Personal information
- Born: 5 April 1942 (age 83)
- Original team: Sandringham (VFA)
- Height: 185 cm (6 ft 1 in)
- Weight: 76 kg (168 lb)

Playing career^{1}
- Years: Club / Games (Goals)
- 1960-1962: Sandringham / 26 (49)
- 1963–1974: St Kilda / 153 (14)
- 1974-1976: Sandringham / 38 (105)
- Total:  / 217 (168)
- ^{1} Playing statistics correct to the end of 1976.

Career highlights
- VFA Premiership player: 1962; VFL Premiership player: 1966; St Kilda Best and Fairest: 1969; All-Australian: 1969; Victorian state representative 8 times; Sandringham best & fairest: 1974; St Kilda - Hall of Fame Inductee: 2009;

= Bob Murray (Australian footballer) =

Australian rules footballer, born 1942

Robert W. "Bob" Murray (born 5 April 1942) is a former Australian rules footballer in the VFL.

Murray played with St Kilda initially as a forward, kicking four goals on debut, but soon moved to full-back. He starred in St Kilda's 1966 Grand Final win, taking a mark in defence with seconds left in the game. He won the Trevor Barker Award as St Kilda's best and fairest player in 1969.

Murray also played in the Victorian Football Association for the Sandringham Football Club. Prior to his time at St Kilda, he played 52 games for Sandringham, including (in the last game of that stint) Sandringham's 1962 premiership in which it came back from a 44-point three-quarter-time deficit to defeat Moorabbin by one point.
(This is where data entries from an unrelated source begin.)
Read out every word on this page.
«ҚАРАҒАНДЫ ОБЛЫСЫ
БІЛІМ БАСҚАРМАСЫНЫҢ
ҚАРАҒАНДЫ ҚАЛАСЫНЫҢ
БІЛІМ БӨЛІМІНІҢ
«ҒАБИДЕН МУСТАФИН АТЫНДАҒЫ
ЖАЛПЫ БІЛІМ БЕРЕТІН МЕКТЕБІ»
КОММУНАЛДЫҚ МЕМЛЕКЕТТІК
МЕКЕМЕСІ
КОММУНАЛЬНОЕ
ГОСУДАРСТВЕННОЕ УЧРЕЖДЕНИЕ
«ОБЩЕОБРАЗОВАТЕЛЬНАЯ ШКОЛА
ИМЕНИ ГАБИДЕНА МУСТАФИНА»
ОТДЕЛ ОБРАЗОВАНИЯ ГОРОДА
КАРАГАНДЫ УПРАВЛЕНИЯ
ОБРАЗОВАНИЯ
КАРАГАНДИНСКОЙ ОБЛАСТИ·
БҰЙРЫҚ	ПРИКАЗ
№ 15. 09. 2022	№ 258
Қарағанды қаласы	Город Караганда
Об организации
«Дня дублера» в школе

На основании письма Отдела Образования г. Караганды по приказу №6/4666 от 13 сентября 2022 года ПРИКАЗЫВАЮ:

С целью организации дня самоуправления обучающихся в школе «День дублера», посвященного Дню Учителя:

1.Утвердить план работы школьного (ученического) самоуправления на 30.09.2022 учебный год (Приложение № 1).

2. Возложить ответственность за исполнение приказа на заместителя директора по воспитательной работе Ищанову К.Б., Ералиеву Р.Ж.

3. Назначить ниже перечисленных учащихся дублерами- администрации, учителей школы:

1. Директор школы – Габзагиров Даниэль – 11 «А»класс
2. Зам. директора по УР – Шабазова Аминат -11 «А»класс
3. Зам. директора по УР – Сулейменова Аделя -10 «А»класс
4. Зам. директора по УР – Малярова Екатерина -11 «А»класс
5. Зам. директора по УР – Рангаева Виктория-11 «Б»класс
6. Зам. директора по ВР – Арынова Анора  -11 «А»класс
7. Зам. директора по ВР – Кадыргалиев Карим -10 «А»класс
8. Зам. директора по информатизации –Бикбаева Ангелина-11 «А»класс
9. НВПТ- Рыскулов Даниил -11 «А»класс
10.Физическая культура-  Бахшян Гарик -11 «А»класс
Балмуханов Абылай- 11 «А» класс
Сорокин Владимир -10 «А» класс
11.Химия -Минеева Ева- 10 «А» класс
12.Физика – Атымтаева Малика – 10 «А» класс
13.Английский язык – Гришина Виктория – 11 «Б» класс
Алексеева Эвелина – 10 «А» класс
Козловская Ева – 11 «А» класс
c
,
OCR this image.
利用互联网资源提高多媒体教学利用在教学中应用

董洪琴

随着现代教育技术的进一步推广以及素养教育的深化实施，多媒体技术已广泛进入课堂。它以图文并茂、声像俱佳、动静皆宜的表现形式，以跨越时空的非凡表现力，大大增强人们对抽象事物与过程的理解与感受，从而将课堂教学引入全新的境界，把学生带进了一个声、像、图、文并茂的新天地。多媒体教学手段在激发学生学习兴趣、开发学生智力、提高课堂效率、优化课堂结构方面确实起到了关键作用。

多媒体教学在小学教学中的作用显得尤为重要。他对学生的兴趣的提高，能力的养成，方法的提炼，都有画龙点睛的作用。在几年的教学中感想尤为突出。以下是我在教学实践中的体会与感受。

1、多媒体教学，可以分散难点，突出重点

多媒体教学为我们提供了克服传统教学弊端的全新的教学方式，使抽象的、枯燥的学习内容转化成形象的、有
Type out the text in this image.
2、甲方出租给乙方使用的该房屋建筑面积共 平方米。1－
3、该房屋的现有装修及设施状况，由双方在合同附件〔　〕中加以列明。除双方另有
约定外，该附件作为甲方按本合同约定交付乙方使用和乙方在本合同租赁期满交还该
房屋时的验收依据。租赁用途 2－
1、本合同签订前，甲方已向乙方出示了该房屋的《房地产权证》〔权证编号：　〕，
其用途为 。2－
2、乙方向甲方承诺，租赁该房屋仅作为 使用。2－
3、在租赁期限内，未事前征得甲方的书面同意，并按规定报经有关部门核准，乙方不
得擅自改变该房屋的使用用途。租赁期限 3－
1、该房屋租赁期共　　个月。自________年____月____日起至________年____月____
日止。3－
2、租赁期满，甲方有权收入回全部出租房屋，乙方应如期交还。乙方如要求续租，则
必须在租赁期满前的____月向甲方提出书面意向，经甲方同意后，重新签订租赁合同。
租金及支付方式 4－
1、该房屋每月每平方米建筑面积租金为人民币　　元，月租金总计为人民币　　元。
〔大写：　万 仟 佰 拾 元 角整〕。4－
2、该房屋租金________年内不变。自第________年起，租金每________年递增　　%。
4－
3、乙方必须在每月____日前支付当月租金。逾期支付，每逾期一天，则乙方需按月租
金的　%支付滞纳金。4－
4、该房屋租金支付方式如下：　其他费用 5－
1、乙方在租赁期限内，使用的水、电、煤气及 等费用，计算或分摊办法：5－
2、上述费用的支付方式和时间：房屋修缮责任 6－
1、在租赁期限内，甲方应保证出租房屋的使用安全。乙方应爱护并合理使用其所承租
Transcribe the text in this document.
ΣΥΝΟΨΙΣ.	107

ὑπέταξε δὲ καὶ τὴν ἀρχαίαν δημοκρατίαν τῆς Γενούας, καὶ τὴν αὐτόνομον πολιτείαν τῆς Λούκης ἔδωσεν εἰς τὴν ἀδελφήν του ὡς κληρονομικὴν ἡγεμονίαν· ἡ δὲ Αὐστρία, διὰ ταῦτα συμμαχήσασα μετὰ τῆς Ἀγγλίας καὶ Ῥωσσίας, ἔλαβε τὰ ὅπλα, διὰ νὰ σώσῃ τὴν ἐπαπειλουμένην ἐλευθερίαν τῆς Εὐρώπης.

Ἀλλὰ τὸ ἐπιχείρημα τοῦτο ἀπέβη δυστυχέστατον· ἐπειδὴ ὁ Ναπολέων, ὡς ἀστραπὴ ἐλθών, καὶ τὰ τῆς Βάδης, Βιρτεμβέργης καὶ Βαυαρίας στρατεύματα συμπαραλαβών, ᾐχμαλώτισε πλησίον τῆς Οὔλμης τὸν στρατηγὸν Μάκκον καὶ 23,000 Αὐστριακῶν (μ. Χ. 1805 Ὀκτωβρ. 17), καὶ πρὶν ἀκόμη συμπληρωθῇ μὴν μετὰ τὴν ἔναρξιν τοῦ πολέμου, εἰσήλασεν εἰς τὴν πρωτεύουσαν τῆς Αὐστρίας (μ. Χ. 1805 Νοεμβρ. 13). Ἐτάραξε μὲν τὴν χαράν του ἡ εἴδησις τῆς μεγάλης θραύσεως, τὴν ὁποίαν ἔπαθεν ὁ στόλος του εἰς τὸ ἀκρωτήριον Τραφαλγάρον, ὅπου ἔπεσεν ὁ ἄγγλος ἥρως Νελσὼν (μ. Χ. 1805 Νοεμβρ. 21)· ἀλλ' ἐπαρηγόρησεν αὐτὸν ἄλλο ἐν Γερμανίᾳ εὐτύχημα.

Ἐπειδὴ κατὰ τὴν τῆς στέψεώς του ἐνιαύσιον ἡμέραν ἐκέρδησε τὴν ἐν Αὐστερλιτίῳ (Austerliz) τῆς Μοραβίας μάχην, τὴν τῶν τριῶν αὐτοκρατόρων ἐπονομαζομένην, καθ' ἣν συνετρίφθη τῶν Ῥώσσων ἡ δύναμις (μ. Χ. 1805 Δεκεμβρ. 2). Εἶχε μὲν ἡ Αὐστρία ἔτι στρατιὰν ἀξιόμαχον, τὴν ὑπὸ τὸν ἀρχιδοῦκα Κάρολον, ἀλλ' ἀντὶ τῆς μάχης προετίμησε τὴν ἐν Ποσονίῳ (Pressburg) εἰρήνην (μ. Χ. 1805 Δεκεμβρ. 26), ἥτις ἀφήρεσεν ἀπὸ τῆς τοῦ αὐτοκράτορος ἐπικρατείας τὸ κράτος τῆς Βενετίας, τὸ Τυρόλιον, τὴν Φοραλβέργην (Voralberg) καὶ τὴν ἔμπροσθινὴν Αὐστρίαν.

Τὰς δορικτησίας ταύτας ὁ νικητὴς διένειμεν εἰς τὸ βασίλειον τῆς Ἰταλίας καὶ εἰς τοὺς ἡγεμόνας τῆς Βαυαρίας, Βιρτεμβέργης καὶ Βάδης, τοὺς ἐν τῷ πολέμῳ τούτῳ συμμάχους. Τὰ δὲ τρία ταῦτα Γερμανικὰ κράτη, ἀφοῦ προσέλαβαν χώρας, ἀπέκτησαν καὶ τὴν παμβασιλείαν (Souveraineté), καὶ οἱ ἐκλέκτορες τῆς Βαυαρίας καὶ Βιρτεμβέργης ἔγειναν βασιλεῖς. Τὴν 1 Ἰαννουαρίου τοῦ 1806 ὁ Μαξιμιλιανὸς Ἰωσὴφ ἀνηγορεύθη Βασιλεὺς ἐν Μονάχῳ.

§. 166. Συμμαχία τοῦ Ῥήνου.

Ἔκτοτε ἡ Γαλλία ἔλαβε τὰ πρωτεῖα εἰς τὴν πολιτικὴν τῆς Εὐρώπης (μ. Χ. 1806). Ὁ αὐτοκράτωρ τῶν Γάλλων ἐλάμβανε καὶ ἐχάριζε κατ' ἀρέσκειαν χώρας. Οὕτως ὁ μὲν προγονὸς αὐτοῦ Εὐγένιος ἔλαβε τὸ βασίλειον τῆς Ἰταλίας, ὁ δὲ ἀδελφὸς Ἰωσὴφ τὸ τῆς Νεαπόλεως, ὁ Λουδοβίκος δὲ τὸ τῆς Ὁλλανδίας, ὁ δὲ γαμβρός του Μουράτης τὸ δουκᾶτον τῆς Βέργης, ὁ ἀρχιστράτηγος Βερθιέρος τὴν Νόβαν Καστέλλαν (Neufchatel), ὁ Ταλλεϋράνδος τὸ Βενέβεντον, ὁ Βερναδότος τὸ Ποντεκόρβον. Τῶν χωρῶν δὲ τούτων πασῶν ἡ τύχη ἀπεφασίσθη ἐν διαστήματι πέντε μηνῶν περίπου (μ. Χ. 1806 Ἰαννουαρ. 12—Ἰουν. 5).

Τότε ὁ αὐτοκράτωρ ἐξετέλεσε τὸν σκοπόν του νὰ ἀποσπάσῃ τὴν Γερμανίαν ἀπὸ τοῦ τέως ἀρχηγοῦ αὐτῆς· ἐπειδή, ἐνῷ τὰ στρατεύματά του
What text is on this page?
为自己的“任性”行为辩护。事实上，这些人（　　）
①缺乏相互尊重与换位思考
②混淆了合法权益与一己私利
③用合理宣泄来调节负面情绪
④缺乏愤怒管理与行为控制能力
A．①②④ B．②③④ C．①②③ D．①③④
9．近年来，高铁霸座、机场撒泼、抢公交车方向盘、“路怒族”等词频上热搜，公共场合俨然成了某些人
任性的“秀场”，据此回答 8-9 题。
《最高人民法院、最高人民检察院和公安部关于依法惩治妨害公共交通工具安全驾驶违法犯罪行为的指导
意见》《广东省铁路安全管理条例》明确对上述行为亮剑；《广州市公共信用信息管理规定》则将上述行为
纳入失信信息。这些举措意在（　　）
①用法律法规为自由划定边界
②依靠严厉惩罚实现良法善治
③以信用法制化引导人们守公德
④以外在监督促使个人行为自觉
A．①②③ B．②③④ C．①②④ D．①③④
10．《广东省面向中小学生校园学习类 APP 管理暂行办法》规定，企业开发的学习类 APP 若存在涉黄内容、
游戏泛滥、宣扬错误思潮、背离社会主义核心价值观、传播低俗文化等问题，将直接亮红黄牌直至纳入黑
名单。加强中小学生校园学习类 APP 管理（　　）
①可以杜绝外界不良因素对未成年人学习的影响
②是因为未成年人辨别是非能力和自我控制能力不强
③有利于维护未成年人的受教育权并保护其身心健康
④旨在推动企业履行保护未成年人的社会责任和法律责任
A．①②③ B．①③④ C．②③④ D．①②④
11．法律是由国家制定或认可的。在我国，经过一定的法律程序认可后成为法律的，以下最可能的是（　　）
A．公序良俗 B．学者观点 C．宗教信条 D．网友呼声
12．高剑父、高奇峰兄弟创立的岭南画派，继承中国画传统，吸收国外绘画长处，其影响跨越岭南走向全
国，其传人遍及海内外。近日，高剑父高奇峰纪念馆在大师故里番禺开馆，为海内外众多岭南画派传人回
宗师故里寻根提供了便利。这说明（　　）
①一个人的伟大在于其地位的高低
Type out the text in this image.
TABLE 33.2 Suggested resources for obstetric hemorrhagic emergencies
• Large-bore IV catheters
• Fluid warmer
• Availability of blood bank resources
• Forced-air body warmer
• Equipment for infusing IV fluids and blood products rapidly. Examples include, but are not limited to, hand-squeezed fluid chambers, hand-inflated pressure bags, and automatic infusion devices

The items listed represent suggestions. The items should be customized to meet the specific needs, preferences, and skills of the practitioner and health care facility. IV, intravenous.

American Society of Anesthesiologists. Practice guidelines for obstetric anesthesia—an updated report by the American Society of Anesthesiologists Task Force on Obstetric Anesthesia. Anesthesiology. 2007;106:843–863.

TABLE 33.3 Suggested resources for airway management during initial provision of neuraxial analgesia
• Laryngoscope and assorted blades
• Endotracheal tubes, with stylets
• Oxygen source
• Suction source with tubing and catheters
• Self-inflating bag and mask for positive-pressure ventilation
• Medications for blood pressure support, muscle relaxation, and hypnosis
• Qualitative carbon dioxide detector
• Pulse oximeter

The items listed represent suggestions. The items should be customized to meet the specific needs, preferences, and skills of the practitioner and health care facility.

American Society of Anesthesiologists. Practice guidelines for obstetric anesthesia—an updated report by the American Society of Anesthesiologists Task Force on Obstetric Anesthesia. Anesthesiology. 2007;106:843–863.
After his time at St Kilda, he returned to play 2½ seasons with Sandringham from 1974 until 1976.

Murray won Sandringham's 1974 best and fairest award.

Murray coached Tarrawingee Football Club in the Ovens & King Football League from 1981 to 1983 and played a handful of games in 1981 and 1982, kicking 40 goals.

Murray later coached Wangaratta Rovers Football Club reserves team from 2004 to 2008, winning a premiership in 2007, after being runners up in 2005 and 2006.